Nominal X: petal length category
Nominal Y: species

from sklearn.datasets import load_iris
from scipy.stats import chi2_contingency
from math import sqrt
from sklearn.feature_selection import mutual_info_classif
import pandas as pd

data = load_iris()
df = pd.DataFrame(data.data, columns=data.feature_names)
df["species"] = data.target  # nominal

# Nominal X: bin petal width
df["X_cat"] = pd.qcut(df["petal width (cm)"], q=3, labels=["Low","Med","High"])

table = pd.crosstab(df["X_cat"], df["species"])

# Chi-square test
chi2, _, _, _ = chi2_contingency(table)

# Cramér’s V
n = table.sum().sum()
k = min(table.shape)
cramers_v = sqrt(chi2 / (n*(k-1)))

# Mutual information
mi = mutual_info_classif(df["X_cat"].astype('category').cat.codes.values.reshape(-1,1),
                         df["species"])[0]

print("Chi-square:", chi2)
print("Cramér’s V:", cramers_v)
print("Mutual Information:", mi)

Chi-square: 266.3461538461538
Cramér’s V: 0.9422422792575764
Mutual Information: 0.959229763967931

Metric	Value	What It Measures	Strength / Meaning	Interpretation
Chi-square	266.346	Statistical test of independence between categorical variables	Very large → highly significant	Strong evidence that the variables are not independent.
Cramér’s V	0.9422	Effect size of association (0 = none, 1 = perfect)	Very strong	Almost perfect association; categories of one variable almost fully determine the other.
Mutual Information	0.9592	Shared dependency (linear + nonlinear)	Very strong	Variables share nearly all information; one variable almost encodes the other.

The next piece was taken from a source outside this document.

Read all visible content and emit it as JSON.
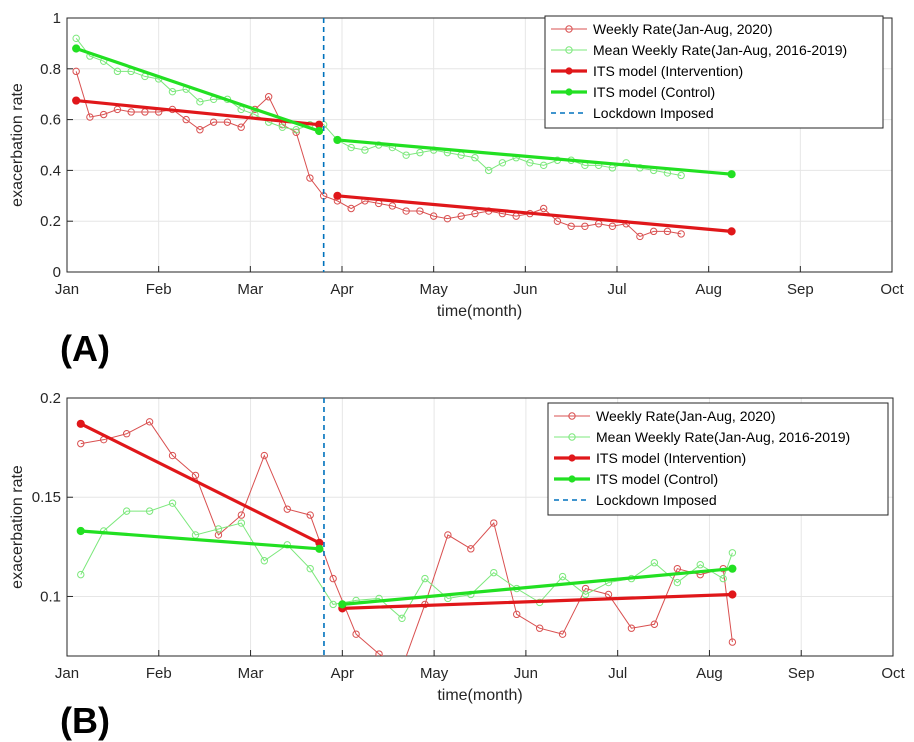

Categorical (Nominal) X → Discrete Numeric Y #

Nominal X: AveOccup → 3 groups
Discrete Numeric Y: Population (integer)

from sklearn.datasets import fetch_california_housing
from scipy.stats import f_oneway, kruskal
from sklearn.feature_selection import mutual_info_regression
import pandas as pd

data = fetch_california_housing()
df = pd.DataFrame(data.data, columns=data.feature_names)

# Nominal X
df["X_cat"] = pd.qcut(df["AveOccup"], q=3, labels=["Low","Mid","High"])

X = df["X_cat"]
y = df["Population"]

# ANOVA
groups = [y[X == g] for g in X.unique()]
anova_f, _ = f_oneway(*groups)

# Kruskal–Wallis
kw, _ = kruskal(*groups)

# Mutual Information
mi = mutual_info_regression(X.cat.codes.values.reshape(-1,1), y)[0]

print("ANOVA:", anova_f)
print("Kruskal–Wallis:", kw)
print("Mutual Information:", mi)

ANOVA: 336.8764325136195
Kruskal–Wallis: 1063.8261103745444
Mutual Information: 0.025269047744596485

Metric	Value	What It Measures	Strength / Meaning	Interpretation
ANOVA F	336.876	Difference in group means (parametric test)	Statistically large	Indicates that at least one group mean differs, but F alone does not indicate effect size.
Kruskal–Wallis H	1063.826	Difference in rank distributions across groups	Statistically very large	Shows that group distributions differ, but large H can occur with large samples even if effect is small.
Mutual Information	0.02527	Amount of shared dependency (linear + nonlinear)	Extremely weak	Groups explain almost none of the variation in the continuous variable; practical effect is minimal.